Tense social situation will influence leaders
By Sophie Petitjean | Tuesday 09 February 2010
In the midst of a deteriorating social situation, the informal summit organised by European Council President Herman Van Rompuy comes just at the right time. Three dossiers should, in fact, be the subject of discussions on 11 February: the economic strategy for the coming ten years (which will succeed the Lisbon Strategy for Growth and Employment) and the mechanisms for exiting the crisis; the climate change problem; and the Haiti disaster. With regard to the first topic, Van Rompuy had made known, just a few days after his nomination and in view of this summit, that the EU “needed further economic growth in order to finance, on a solid basis, the social model and preserve the European way of life”.
Figures relating to the employment situation in Europe, published at the end of January by Eurostat, bear witness to the seriousness of the situation: in December 2009, the eurozone unemployment rate was at its highest level for more than a decade. In December 2009, 23.012 million men and women were unemployed in the EU27, of whom 15.763 million were in the eurozone.
Aware of this reality, the European social partners and the three countries presiding over the EU during the next 18 months (Spain, Belgium and Hungary) had reasserted, during the Employment and Social Affairs Council of 28 and 29 January, their desire for the Union to remain socially engaged. On the same day, Belgian trade unions marched through the streets of Brussels, calling for a European recovery plan for employment. According to their calculations, the taxation of financial transactions would make it possible to free up important resources for the recovery. On the occasion of the Council, the Spanish Presidency of the EU had firmly defended maintaining national support measures for the economy as long as unemployment continues to rise, while the European Commission, in a recent report, had considered that the eligibility criteria for the crisis measures should be much tougher than in 2009.
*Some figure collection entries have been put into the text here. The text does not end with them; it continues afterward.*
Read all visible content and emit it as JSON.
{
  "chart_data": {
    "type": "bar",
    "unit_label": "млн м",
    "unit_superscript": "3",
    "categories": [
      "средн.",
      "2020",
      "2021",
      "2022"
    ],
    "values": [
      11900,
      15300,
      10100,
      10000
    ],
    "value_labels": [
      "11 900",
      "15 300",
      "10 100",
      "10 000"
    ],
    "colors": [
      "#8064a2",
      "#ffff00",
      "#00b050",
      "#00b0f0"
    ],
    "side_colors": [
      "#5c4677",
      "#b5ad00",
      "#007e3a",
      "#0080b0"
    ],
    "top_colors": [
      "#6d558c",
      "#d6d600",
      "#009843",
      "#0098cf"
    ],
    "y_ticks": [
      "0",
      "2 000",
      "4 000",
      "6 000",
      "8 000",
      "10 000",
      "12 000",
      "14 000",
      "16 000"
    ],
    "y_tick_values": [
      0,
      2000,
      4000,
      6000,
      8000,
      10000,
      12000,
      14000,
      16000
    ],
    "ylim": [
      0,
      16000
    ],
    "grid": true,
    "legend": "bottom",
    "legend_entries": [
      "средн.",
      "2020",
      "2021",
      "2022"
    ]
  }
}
Besides employment, social Europe must also face other challenges. During his hearing with MEPs, László Andor, commissioner-designate for employment, social affairs and inclusion, identified the ageing population and modernisation of the Structural Funds with a view to more flexible management. Questioned on youth unemployment and poverty, he had displayed his desire to work on training. Furthermore, the revision of the Working Time Directive, centred on problems in calculating on-call times in the health sector, will be another important subject to tackle in the coming months. The latest attempt to revise this directive had, in fact, failed in spring 2009. And, while provisional versions were circulating last year in preparation for a revision of the directive, the Commission has not officially presented anything to date.